Spectrum

Microanalytical X-ray Spectrum Analysis

Documentation	Build Status

Installation

Install NeXLSpectrum using the Julia package manager

julia> ]add NeXLSpectrum

or

julia> using Pkg
julia> Pkg.add("NeXLSpectrum")

Notes

NeXLSpectrum is a library of tools for manipulating EDS spectrum within the NeXL framework. NeXLSpectrum depends on NeXLUncertainties, NeXLCore and NeXLMatrixCorrection and loading NeXLSpectrum will also make these libraries available.

In addition, NeXLSpectrum makes extensive use of the third-party libraries DataFrames for data tables and Gadfly for plotting. You will also want to makes these libraries available.

julia> ]add DataFrames, Gadfly

Primarily, NeXLSpectrum

• Implements the Spectrum type to represent individual EDS spectra

  • Reads Spectrum objects from disk files (or other streams) in EMSA, Bruker and ASPEX formats
  • Writes Spectrum objects to a disk file in EMSA format

• Provides utilities and other low level tools to interogate and manipulate Spectrum objects

• Implements the HyperSpectrum type to represent hyper-spectra (linescan, image, cube, ...)

  • The individual pixels in a hyper-spectrum are visible as Spectrum objects
  • Reads HyperSpectrum objects from LISPIX-style RPL/RAW files
  • Writes HyperSpectrum objects to RPL/RAW files

• Provides data types to define detector properties

• Extends Gadfly.jl to plot spectra and spectrum-related items

• Provides algorithms to perform Schamber-style filter-fitting of spectra

  • Implements a basic weighted LLSQ fit algorithm
    • Fits characteristic, escape, Compton and other features
  • Implements a 'vector-based' quick-quant algorithm for processing hyper-spectra

NeXL and PackageCompiler

Because Julia uses a just-in-time compiler that recompiles libraries each time Julia is restarted and the NeXL libraries are quite large, the first time you perform an operation it can be quite slow. Subsequent calls are much faster. Fortunately, there is a way around this. The PackageCompiler library can be used to build a version of Julia in which NeXLSpectrum and the libraries on which it depends are build into the language much like the base libraries. I recommend that you use the PackageCompiler to rebuild Julia each time you update the packages (using julia> ]up) or upgrade to a new version of Julia.

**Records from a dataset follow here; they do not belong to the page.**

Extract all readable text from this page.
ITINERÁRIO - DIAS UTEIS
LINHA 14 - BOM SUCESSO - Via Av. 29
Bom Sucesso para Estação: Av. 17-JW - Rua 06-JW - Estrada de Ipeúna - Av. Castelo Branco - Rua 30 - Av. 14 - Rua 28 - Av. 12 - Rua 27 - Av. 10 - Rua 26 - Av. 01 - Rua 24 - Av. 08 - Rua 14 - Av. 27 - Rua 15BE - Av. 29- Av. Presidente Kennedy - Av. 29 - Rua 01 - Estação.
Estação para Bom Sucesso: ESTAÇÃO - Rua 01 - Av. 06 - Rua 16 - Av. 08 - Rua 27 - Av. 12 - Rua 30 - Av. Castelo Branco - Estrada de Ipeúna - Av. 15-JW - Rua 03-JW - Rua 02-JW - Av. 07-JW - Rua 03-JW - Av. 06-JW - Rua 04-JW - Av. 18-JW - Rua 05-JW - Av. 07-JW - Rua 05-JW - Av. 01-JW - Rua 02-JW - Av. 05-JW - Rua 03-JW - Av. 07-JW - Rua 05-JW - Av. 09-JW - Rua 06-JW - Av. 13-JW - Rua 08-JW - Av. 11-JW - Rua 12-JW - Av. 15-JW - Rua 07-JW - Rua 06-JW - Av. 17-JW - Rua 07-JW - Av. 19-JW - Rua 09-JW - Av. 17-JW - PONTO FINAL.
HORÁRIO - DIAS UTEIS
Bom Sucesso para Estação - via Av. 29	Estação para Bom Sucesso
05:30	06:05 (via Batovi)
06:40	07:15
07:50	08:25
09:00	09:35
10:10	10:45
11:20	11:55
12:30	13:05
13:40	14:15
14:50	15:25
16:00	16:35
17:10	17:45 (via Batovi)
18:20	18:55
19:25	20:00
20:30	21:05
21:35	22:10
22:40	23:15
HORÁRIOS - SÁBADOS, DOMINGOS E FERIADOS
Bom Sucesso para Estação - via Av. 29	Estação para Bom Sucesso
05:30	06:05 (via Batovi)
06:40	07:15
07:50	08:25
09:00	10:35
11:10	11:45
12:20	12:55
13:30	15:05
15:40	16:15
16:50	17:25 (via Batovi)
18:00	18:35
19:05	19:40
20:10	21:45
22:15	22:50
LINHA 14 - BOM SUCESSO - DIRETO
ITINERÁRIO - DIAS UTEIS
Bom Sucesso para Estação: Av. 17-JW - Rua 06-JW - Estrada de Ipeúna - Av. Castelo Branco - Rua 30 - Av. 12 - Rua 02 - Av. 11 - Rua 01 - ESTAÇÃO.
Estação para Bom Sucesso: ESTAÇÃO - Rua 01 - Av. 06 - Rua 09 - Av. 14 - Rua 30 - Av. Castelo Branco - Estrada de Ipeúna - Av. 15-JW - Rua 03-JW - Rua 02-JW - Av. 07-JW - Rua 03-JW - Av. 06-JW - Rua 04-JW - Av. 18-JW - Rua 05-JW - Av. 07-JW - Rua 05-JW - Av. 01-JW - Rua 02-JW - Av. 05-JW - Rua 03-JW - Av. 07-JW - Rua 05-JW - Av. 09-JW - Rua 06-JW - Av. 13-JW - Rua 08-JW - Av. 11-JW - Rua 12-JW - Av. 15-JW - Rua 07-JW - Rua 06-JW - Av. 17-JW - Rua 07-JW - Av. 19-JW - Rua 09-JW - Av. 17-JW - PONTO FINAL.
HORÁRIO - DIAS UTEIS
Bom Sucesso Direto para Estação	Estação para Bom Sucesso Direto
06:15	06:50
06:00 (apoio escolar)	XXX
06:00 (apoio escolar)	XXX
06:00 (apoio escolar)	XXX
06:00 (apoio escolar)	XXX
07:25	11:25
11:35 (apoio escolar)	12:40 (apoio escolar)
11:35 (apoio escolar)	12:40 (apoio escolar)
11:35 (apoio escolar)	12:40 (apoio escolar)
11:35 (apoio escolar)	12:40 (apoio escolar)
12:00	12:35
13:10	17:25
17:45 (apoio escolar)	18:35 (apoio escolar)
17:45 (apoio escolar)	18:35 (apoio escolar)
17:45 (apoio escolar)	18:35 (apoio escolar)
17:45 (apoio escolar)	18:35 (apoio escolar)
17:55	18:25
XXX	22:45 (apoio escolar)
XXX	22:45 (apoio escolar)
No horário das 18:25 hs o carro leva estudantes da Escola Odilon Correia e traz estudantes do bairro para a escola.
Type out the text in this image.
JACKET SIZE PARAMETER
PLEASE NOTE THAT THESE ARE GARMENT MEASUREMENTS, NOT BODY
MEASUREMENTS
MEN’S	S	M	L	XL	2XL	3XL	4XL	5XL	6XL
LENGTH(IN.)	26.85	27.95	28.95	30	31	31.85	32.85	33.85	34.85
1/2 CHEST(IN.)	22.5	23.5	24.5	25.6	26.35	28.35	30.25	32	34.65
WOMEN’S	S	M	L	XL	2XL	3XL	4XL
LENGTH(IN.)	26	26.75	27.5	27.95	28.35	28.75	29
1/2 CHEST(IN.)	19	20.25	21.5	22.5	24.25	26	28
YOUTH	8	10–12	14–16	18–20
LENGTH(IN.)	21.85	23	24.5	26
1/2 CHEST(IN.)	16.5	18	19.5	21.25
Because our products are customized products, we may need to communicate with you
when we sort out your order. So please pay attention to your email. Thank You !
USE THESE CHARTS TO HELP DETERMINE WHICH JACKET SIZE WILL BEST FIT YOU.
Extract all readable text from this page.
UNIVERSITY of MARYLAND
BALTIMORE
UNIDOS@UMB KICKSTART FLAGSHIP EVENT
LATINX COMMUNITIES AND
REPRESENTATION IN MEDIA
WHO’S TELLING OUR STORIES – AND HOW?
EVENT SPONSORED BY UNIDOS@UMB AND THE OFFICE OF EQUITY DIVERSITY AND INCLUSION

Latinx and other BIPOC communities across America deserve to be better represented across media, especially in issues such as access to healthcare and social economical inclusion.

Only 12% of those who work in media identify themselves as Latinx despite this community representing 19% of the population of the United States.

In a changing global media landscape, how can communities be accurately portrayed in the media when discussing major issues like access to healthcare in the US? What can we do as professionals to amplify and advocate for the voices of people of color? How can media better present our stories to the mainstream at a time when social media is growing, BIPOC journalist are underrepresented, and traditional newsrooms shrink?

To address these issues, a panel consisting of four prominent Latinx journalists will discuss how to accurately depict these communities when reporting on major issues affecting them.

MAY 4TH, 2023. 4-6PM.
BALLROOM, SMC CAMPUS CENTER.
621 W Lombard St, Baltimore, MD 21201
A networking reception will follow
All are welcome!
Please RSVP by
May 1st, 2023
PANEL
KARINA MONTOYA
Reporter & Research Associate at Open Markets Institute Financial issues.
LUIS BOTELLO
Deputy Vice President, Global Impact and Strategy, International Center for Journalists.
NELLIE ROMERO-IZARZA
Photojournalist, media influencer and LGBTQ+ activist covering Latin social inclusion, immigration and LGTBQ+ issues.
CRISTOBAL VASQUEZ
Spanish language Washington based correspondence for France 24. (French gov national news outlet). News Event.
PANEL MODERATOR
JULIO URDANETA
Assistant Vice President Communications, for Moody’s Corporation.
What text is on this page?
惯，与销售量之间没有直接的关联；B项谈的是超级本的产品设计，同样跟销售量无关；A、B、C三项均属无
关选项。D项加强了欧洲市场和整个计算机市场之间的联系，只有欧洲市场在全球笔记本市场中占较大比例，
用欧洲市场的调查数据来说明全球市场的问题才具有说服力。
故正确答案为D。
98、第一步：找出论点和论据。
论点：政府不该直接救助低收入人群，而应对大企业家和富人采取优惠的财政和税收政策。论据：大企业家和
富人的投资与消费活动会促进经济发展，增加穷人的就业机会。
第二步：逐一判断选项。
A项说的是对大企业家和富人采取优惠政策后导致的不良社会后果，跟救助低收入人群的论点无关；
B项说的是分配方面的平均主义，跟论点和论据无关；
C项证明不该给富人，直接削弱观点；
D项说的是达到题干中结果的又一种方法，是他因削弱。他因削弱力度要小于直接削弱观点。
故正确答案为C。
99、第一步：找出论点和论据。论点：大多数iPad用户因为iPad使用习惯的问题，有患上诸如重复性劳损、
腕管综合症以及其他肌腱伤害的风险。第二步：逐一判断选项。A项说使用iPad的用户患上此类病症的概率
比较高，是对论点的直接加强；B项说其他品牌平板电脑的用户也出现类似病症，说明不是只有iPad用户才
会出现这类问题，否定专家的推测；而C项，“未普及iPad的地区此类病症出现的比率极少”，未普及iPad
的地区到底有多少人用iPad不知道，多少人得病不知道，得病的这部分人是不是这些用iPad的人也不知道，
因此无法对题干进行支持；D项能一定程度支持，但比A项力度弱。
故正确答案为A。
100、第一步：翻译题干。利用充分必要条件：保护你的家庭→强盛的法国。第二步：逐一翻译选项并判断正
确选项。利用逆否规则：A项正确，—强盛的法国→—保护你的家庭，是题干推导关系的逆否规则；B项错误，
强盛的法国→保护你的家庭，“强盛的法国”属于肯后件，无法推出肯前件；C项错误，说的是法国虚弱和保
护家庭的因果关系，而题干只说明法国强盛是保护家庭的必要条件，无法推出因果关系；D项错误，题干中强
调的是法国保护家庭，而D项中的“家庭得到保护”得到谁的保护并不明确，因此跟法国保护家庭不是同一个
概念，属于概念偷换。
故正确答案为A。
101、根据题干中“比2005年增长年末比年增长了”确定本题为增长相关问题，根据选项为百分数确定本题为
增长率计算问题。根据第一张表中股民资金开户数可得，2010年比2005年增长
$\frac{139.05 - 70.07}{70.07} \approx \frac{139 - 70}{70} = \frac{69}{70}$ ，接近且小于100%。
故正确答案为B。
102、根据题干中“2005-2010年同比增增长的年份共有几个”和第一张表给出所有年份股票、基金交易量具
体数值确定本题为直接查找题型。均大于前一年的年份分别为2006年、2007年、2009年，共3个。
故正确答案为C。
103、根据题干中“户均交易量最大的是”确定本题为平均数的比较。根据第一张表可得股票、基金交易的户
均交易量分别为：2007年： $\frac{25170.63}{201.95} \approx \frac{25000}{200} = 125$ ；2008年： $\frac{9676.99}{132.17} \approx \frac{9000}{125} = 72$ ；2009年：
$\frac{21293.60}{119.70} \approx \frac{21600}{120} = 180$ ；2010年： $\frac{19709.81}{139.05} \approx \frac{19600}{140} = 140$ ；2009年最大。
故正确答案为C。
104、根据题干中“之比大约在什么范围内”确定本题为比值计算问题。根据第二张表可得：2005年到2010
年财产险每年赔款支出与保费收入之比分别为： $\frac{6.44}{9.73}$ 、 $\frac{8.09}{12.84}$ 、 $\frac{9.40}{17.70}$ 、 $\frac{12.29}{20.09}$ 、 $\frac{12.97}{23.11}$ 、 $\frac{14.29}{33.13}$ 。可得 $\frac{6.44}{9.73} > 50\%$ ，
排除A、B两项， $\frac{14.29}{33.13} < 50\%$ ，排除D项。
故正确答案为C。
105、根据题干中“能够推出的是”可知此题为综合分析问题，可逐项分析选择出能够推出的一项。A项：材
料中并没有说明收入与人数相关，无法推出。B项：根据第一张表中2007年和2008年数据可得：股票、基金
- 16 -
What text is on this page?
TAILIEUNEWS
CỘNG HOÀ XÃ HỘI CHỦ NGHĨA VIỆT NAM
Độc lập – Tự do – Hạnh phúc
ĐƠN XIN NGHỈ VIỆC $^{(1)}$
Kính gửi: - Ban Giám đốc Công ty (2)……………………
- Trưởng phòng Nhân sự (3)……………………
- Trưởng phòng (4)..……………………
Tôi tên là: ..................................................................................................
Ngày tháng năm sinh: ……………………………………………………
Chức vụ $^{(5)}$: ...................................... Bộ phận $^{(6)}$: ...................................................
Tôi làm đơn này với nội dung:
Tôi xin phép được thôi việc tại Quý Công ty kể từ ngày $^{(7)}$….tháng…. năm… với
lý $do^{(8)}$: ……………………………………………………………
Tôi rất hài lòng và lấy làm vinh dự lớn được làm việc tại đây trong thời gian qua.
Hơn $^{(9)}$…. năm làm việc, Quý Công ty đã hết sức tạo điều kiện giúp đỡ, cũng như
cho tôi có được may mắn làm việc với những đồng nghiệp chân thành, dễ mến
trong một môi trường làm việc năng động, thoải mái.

In Windows, this operation looks like:

julia> using NeXLSpectrum, DataFrames, Gadfly # Load the basic libraries
julia> using PackageCompiler 
julia> PackageCompiler.create_sysimage(
    [ "Gadfly", "DataFrames", "BoteSalvatICX", "NeXLUncertainties", "NeXLCore", "NeXLMatrixCorrection", "NeXLSpectrum" ]; 
    sysimage_path=joinpath(homedir(), ".julia", "NeXLSysimage.dll"),
    precompile_execution_file=joinpath(pkgdir(NeXLSpectrum),"scripts", "precompile.jl"))

This operation may take tens-of-minutes to complete but will be worth the effort in terms of saved time later on.

In other operating systems, you will want to change the extension on the filename in the sysimage_path.

This command creates a sysimage containing the NeXL libraries along with DataFrames and Gadfly. You will now have to tell Julia to use this sysimage. I usually create multiple links to Julia that both use the default sysimage and the NeXLSysimage. The sysimage is selected using the -J command line option. In Windows, this looks like:

## To use the sysimage, start Julia with the `-J` option
# > julia -J"C:\Users\username\.julia\NeXLSysimage.dll"

You can edit the properties of the link used to start Julia to include the -J option. While you are at it, you might also want to add the -t option to start Julia with multiple threads. For example,

## To use the sysimage, start Julia with the `-J` option
# > julia -J"C:\Users\username\.julia\NeXLSysimage.dll" -t 4

will start Julia with the sysimage and 4 threads. Usually, selecting the number of threads equal to the number of cores (not HyperThreads) will produce the optimal performance.